What is Abobaku?
The subject Abobaku is “a chieftaincy title in Yoruba land and it literarily means one who dies with the king,” according to Kehinde Ajayi and Falade Odunayo in the research paper titled “Abobaku: Human Sacrifice In Yoruba Rites of Kingship“.
“He is appointed as a chief from a particular family who has the right in the village or community.
“The Abobaku enjoys a great deal of privileges and luxury and in fact he is always with or close to the king and even eats whatever the king eats and drinks. One thing remains in all of his luxuries and enjoyments, he dies when the king dies.
“He is buried with the king in the same grave. He is aware of this and so enjoys it all while it lasts. It is worthy to note that this is closely attached to the burial rites of a king and that leads us to examine what the burial rites of a king look like in Yoruba land,” they opined.

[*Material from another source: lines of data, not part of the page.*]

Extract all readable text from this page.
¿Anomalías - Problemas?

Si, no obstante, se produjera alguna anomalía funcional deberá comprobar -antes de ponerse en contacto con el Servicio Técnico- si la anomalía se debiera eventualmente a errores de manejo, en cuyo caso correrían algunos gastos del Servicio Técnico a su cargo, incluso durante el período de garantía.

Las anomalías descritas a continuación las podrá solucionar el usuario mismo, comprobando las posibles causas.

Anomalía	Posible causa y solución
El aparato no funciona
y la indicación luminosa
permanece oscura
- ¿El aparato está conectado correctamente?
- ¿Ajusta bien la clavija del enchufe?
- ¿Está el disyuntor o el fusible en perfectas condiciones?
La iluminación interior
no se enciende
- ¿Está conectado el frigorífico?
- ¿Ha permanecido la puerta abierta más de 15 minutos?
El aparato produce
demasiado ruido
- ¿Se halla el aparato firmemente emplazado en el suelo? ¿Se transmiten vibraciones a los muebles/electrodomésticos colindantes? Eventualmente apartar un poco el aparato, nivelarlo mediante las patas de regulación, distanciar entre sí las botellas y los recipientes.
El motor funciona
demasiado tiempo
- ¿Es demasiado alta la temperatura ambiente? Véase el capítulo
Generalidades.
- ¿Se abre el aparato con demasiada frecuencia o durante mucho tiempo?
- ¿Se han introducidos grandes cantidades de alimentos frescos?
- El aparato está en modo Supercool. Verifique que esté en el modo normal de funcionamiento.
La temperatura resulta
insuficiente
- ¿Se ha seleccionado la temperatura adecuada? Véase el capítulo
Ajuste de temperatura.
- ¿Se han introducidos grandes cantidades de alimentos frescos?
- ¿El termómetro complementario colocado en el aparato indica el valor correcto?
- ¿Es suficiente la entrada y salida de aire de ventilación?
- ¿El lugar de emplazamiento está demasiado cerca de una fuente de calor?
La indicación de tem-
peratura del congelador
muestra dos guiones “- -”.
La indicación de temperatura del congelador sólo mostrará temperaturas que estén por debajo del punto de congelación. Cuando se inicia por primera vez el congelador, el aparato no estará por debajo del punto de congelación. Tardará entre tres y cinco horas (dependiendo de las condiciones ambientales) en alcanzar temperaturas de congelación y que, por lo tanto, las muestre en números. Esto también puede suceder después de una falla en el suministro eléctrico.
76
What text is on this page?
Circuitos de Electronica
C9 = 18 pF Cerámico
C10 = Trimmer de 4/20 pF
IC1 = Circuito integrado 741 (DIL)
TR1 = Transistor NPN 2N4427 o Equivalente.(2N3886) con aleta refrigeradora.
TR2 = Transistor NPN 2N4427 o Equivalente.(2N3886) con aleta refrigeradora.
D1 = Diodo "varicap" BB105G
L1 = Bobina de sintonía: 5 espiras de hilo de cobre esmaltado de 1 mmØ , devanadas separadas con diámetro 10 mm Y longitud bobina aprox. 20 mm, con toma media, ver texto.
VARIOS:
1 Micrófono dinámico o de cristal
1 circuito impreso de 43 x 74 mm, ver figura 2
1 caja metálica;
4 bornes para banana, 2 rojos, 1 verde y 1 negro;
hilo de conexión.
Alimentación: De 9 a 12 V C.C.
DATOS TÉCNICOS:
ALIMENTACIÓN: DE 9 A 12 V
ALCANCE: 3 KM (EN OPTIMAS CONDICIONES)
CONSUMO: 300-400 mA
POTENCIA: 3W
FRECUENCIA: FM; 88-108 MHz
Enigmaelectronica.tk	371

The Abobaku and late Alaafin of Oyo
Late Oba Adeyemi had an Abobaku but the name has been changed (from Abobaku) to ‘Oloko ehin’, a palace source told BBC on Saturday.
The source added that in line with the ancient culture and tradition, the Oloko ehin (Abobaku) is supposed to die/be buried alongside Oba Adeyemi.
However, the culture has been changed. Instead of the Oloko ehin (Abobaku) to die/be buried alongside the late monarch, a special rite will be performed instead.
In his explanation, the palace source said the rite will ensure that the Oloko ehin (Abobaku) does not die alongside the king.